I moaned a little louder, though not much. My lungs had yet to refill after being so rudely emptied of air. Seconds later hands found me, pulling the wrappings from around my head. I found myself staring up at Snorri’s face, framed by dripping black hair, with trees rising on all sides, terrifyingly tall and stark against a grey sky that seemed too bright.
“Whu,” I managed. It seemed sufficient to convey my feelings.
“The trolls dropped you.” Tuttugu, head thrusting into view, obscuring the sky, wet ginger hair dripping around a concerned expression. “Luckily you hit a tree.”
I puzzled this new definition of “lucky.”
“Did I fall off the roof?” I still wasn’t really following the conversation. Tuttugu looked confused. “You’ve lost weight,” I told him. Perhaps not relevant to the situation, but it was certainly true that the road’s hardships had stripped a few pounds from the man.
The Vikings exchanged a glance. “Let’s get him back up,” Snorri said.
With a distinct lack of tenderness they unwrapped me from the tree. A tall conifer with sparse branches-others like it dotted the slope. Snorri hefted me to my feet, gasping as he straightened, as if it pained him. He looped my arm over his shoulder and helped me up toward a ridge maybe fifty feet above us. The troll column stood there, black and watching, Gorgoth at the front, Kara to the rear where Snorri angled me. It looked to be late evening with the shadows thickening toward night. Hennan watched from the back of a troll as we drew close. It seemed they had taken to passing him about their number. It hadn’t struck me before that although there were both he-trolls and she-trolls in our merry band they hadn’t a child amongst them.
The cold rain started to clear my head and I remembered the slap Kara had given me. By the time we reached her I felt exhausted. “What happened?” I asked, aiming the question at anyone listening.
“Hit a bump and you tumbled out.” Tuttugu gestured toward what appeared to be a crude travois laid down on the trail.
“Can’t see a bump myself,” Snorri said. “Trolls dragged you for four days. Probably thought they could tip you out and nobody would notice.”
Kara stepped closer and started to squeeze bits of me through my tunic. They all hurt. “You’re fine,” she said, looking slightly apologetic. She wiped at some graze on my cheek with a piece of cloth smelling of lemons.
“Ouch!” I tried to push her hand away but she proved persistent. “I was dreaming again. . What the hell kind of spell did you put on me, völva?”
Kara frowned and put her cloth away, stuffing it into a little leather pouch. “It’s a simple enough working. I’ve never seen it have this much effect on someone. I. . I don’t know.” Her frown deepened and she shook her head. “I guess the Silent Sister had her reasons for choosing you as Snorri’s partner to hold her magic.
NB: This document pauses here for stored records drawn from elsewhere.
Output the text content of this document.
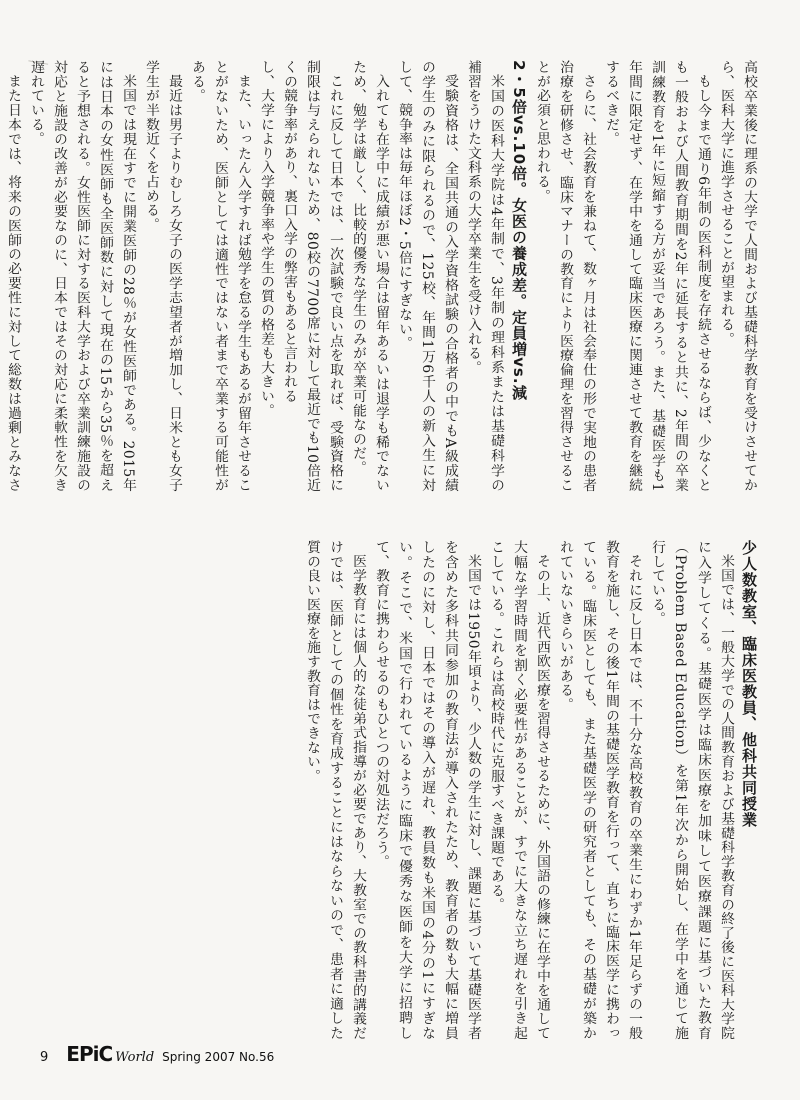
高校卒業後に理系の大学で人間および基礎科学教育を受けさせてから、医科大学に進学させることが望まれる。

もし今まで通り6年制の医科制度を存続させるならば、少なくとも一般および人間教育期間を2年に延長すると共に、2年間の卒業訓練教育を1年に短縮する方が妥当であろう。また、基礎医学も1年間に限定せず、在学中を通して臨床医療に関連させて教育を継続するべきだ。

さらに、社会教育を兼ねて、数ヶ月は社会奉仕の形で実地の患者治療を研修させ、臨床マナーの教育により医療倫理を習得させることが必須と思われる。

2・5倍vs.10倍。女医の養成差。定員増vs.減

米国の医科大学院は4年制で、3年制の理科系または基礎科学の補習をうけた文科系の大学卒業生を受け入れる。

受験資格は、全国共通の入学資格試験の合格者の中でもA級成績の学生のみに限られるので、125校、年間1万6千人の新入生に対して、競争率は毎年ほぼ2・5倍にすぎない。

入れても在学中に成績が悪い場合は留年あるいは退学も稀でないため、勉学は厳しく、比較的優秀な学生のみが卒業可能なのだ。

これに反して日本では、一次試験で良い点を取れば、受験資格に制限は与えられないため、80校の7700席に対して最近でも10倍近くの競争率があり、裏口入学の弊害もあると言われる

し、大学により入学競争率や学生の質の格差も大きい。

また、いったん入学すれば勉学を怠る学生もあるが留年させることがないため、医師としては適性ではない者まで卒業する可能性がある。

最近は男子よりむしろ女子の医学志望者が増加し、日米とも女子学生が半数近くを占める。

米国では現在すでに開業医師の28％が女性医師である。2015年には日本の女性医師も全医師数に対して現在の15から35％を超えると予想される。女性医師に対する医科大学および卒業訓練施設の対応と施設の改善が必要なのに、日本ではその対応に柔軟性を欠き遅れている。

また日本では、将来の医師の必要性に対して総数は過剰とみなさ

少人数教室、臨床医教員、他科共同授業

米国では、一般大学での人間教育および基礎科学教育の終了後に医科大学院に入学してくる。基礎医学は臨床医療を加味して医療課題に基づいた教育（Problem Based Education）を第1年次から開始し、在学中を通じて施行している。

それに反し日本では、不十分な高校教育の卒業生にわずか1年足らずの一般教育を施し、その後1年間の基礎医学教育を行って、直ちに臨床医学に携わっている。臨床医としても、また基礎医学の研究者としても、その基礎が築かれていないきらいがある。

その上、近代西欧医療を習得させるために、外国語の修練に在学中を通して大幅な学習時間を割く必要性があることが、すでに大きな立ち遅れを引き起こしている。これらは高校時代に克服すべき課題である。

米国では1950年頃より、少人数の学生に対し、課題に基づいて基礎医学者を含めた多科共同参加の教育法が導入されたため、教育者の数も大幅に増員したのに対し、日本ではその導入が遅れ、教員数も米国の4分の1にすぎない。そこで、米国で行われているように臨床で優秀な医師を大学に招聘して、教育に携わらせるのもひとつの対処法だろう。

医学教育には個人的な徒弟式指導が必要であり、大教室での教科書的講義だけでは、医師としての個性を育成することにはならないので、患者に適した質の良い医療を施す教育はできない。

9 EPiC World Spring 2007 No.56
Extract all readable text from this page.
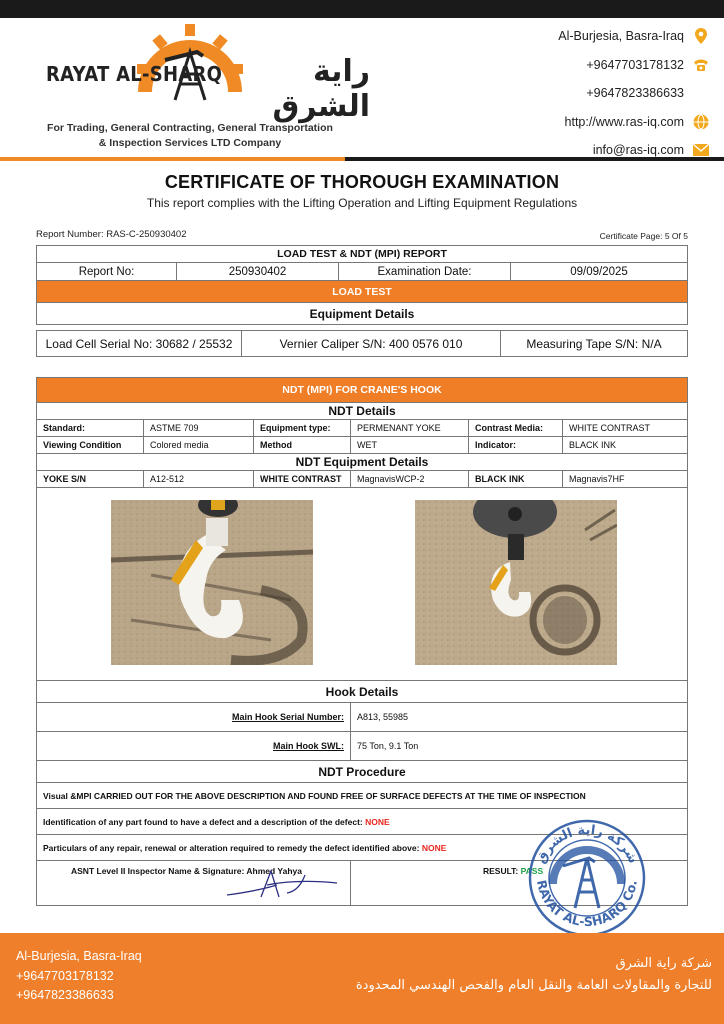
RAYAT AL-SHARQ	راية الشرق
For Trading, General Contracting, General Transportation
& Inspection Services LTD Company
Al-Burjesia, Basra-Iraq
+9647703178132
+9647823386633
http://www.ras-iq.com
info@ras-iq.com
CERTIFICATE OF THOROUGH EXAMINATION
This report complies with the Lifting Operation and Lifting Equipment Regulations
Report Number: RAS-C-250930402	Certificate Page: 5 Of 5
LOAD TEST & NDT (MPI) REPORT
Report No:	250930402	Examination Date:	09/09/2025
LOAD TEST
Equipment Details
Load Cell Serial No: 30682 / 25532	Vernier Caliper S/N: 400 0576 010	Measuring Tape S/N: N/A
NDT (MPI) FOR CRANE'S HOOK					
NDT Details					
Standard:	ASTME 709	Equipment type:	PERMENANT YOKE	Contrast Media:	WHITE CONTRAST
Viewing Condition	Colored media	Method	WET	Indicator:	BLACK INK
NDT Equipment Details					
YOKE S/N	A12-512	WHITE CONTRAST	MagnavisWCP-2	BLACK INK	Magnavis7HF

Hook Details					
Main Hook Serial Number:			A813, 55985		
Main Hook SWL:			75 Ton, 9.1 Ton		
NDT Procedure					
Visual &MPI CARRIED OUT FOR THE ABOVE DESCRIPTION AND FOUND FREE OF SURFACE DEFECTS AT THE TIME OF INSPECTION					
Identification of any part found to have a defect and a description of the defect: NONE					
Particulars of any repair, renewal or alteration required to remedy the defect identified above: NONE					
ASNT Level II Inspector Name & Signature: Ahmed Yahya			RESULT: PASS		
شركة راية الشرق
RAYAT AL-SHARQ Co.
Al-Burjesia, Basra-Iraq
+9647703178132
+9647823386633
شركة راية الشرق
للتجارة والمقاولات العامة والنقل العام والفحص الهندسي المحدودة
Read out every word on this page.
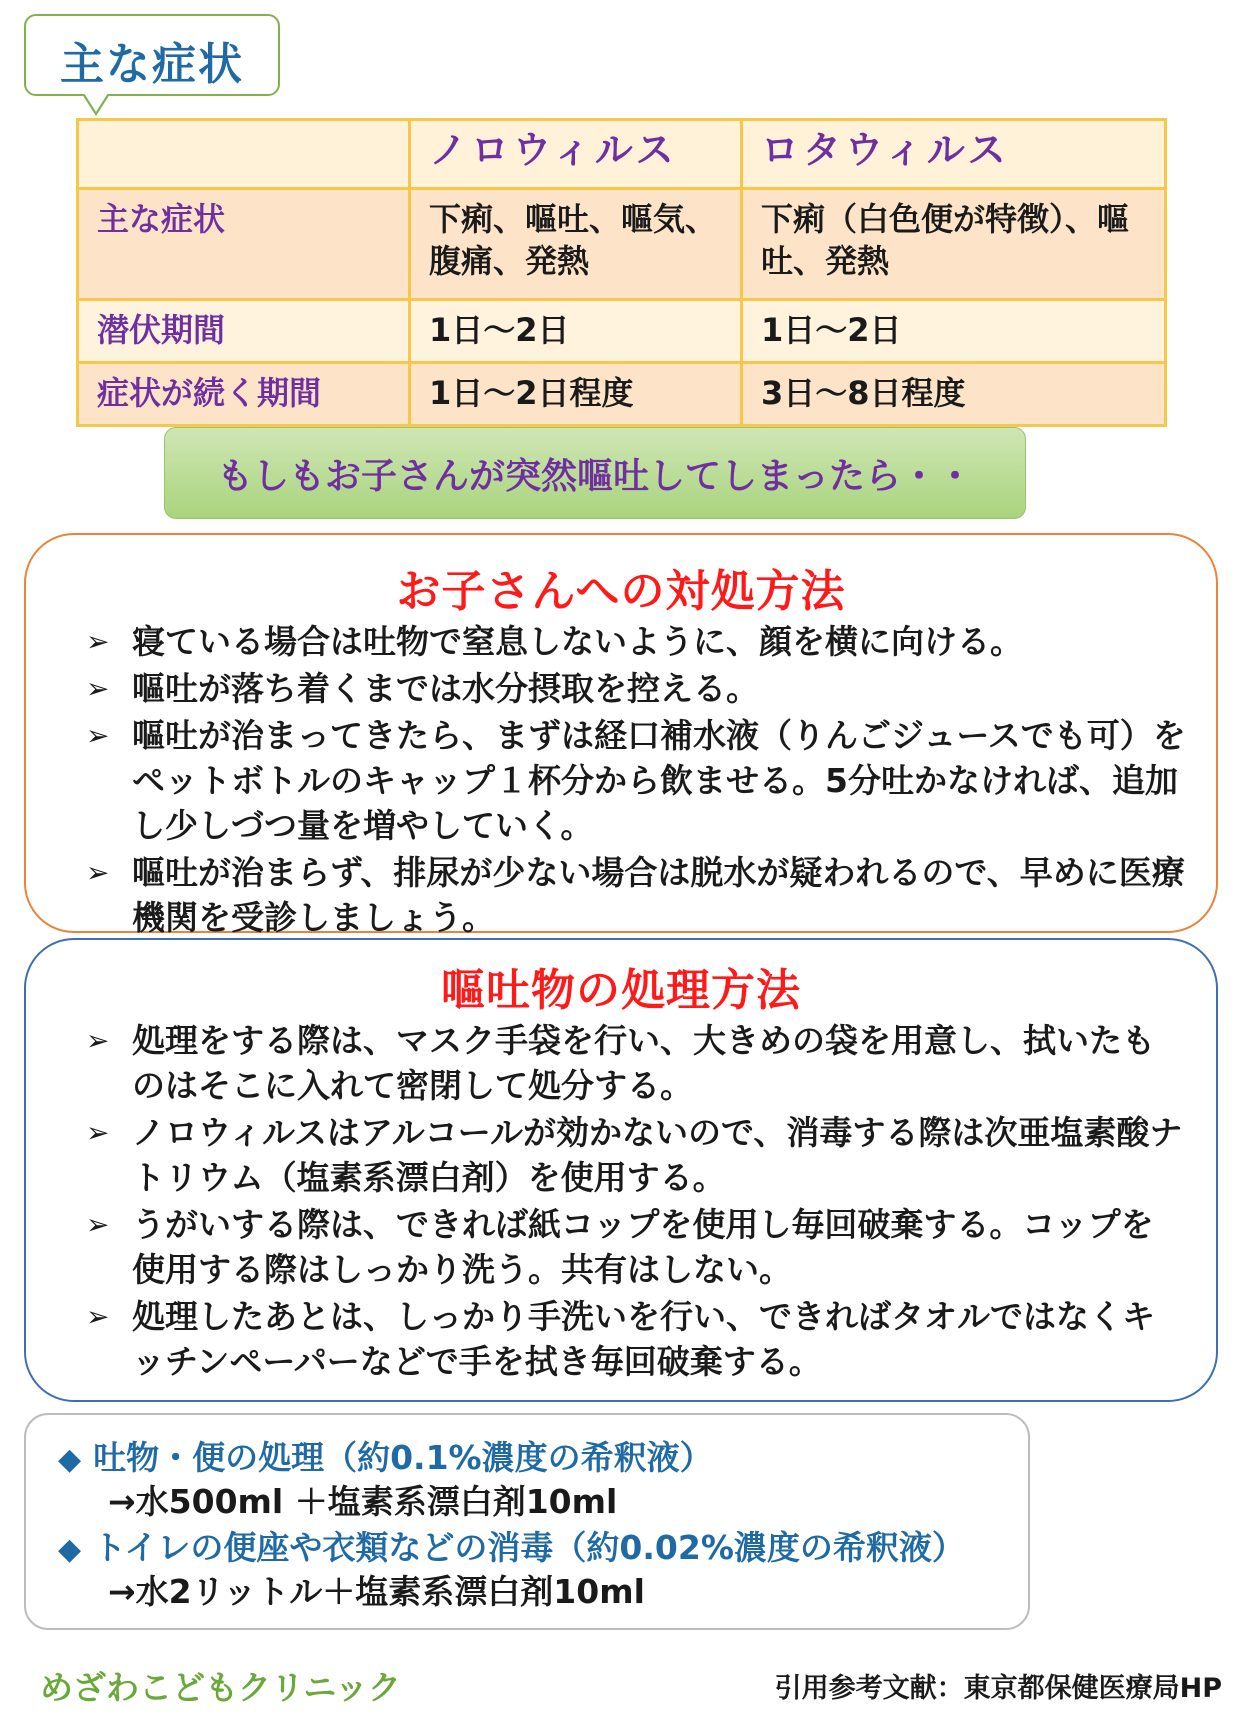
主な症状
	ノロウィルス	ロタウィルス
主な症状	下痢、嘔吐、嘔気、腹痛、発熱	下痢（白色便が特徴）、嘔吐、発熱
潜伏期間	1日～2日	1日～2日
症状が続く期間	1日～2日程度	3日～8日程度
もしもお子さんが突然嘔吐してしまったら・・
お子さんへの対処方法
➢ 寝ている場合は吐物で窒息しないように、顔を横に向ける。
➢ 嘔吐が落ち着くまでは水分摂取を控える。
➢ 嘔吐が治まってきたら、まずは経口補水液（りんごジュースでも可）をペットボトルのキャップ１杯分から飲ませる。5分吐かなければ、追加し少しづつ量を増やしていく。
➢ 嘔吐が治まらず、排尿が少ない場合は脱水が疑われるので、早めに医療機関を受診しましょう。
嘔吐物の処理方法
➢ 処理をする際は、マスク手袋を行い、大きめの袋を用意し、拭いたものはそこに入れて密閉して処分する。
➢ ノロウィルスはアルコールが効かないので、消毒する際は次亜塩素酸ナトリウム（塩素系漂白剤）を使用する。
➢ うがいする際は、できれば紙コップを使用し毎回破棄する。コップを使用する際はしっかり洗う。共有はしない。
➢ 処理したあとは、しっかり手洗いを行い、できればタオルではなくキッチンペーパーなどで手を拭き毎回破棄する。
◆ 吐物・便の処理（約0.1%濃度の希釈液）
→水500ml ＋塩素系漂白剤10ml
◆ トイレの便座や衣類などの消毒（約0.02%濃度の希釈液）
→水2リットル＋塩素系漂白剤10ml
めざわこどもクリニック	引用参考文献：東京都保健医療局HP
You must have an affinity for it, or a susceptibility. I could test you tonight. .”
“You can keep that orichalcum stuff away from me is what you can do.” I flomped down on the heap of bracken covering the network of bark strips that joined the travois poles. “I’ve had enough of witches. North, south, young, old, I don’t care. I’m swearing off them.” I put my head back, spitting out the rain. “Let’s go!” I saw the smallest smile twitch across Kara’s lips at that, in defiance of her will, and to my surprise the trolls bent to their task, dragging me along as the whole column resumed its trek.
For a few minutes I lay with eyes closed, struggling to recapture the dream. The word “assassin” had been in the air, perhaps the key took that memory from me and unlocked a might-have-been, perhaps Taproot’s condolences for my mother had been balanced on rumours of the three visiting murderers that the Red Queen buried. Dreams though, like sleep, are elusive when you’re hunting them, and sneak upon you when you’re not. After a while the rain splattering my face became irksome and I sat up, wiping my face.
“Four days?” I looked from Snorri to Tuttugu, tramping along behind the trolls. “How come I didn’t soil my-” Glancing down I discovered I wasn’t wearing my old trousers but instead some sort of rough kilt. “Oh.”
“Hungry?” Snorri fished out some strips of dried meat and held them toward me.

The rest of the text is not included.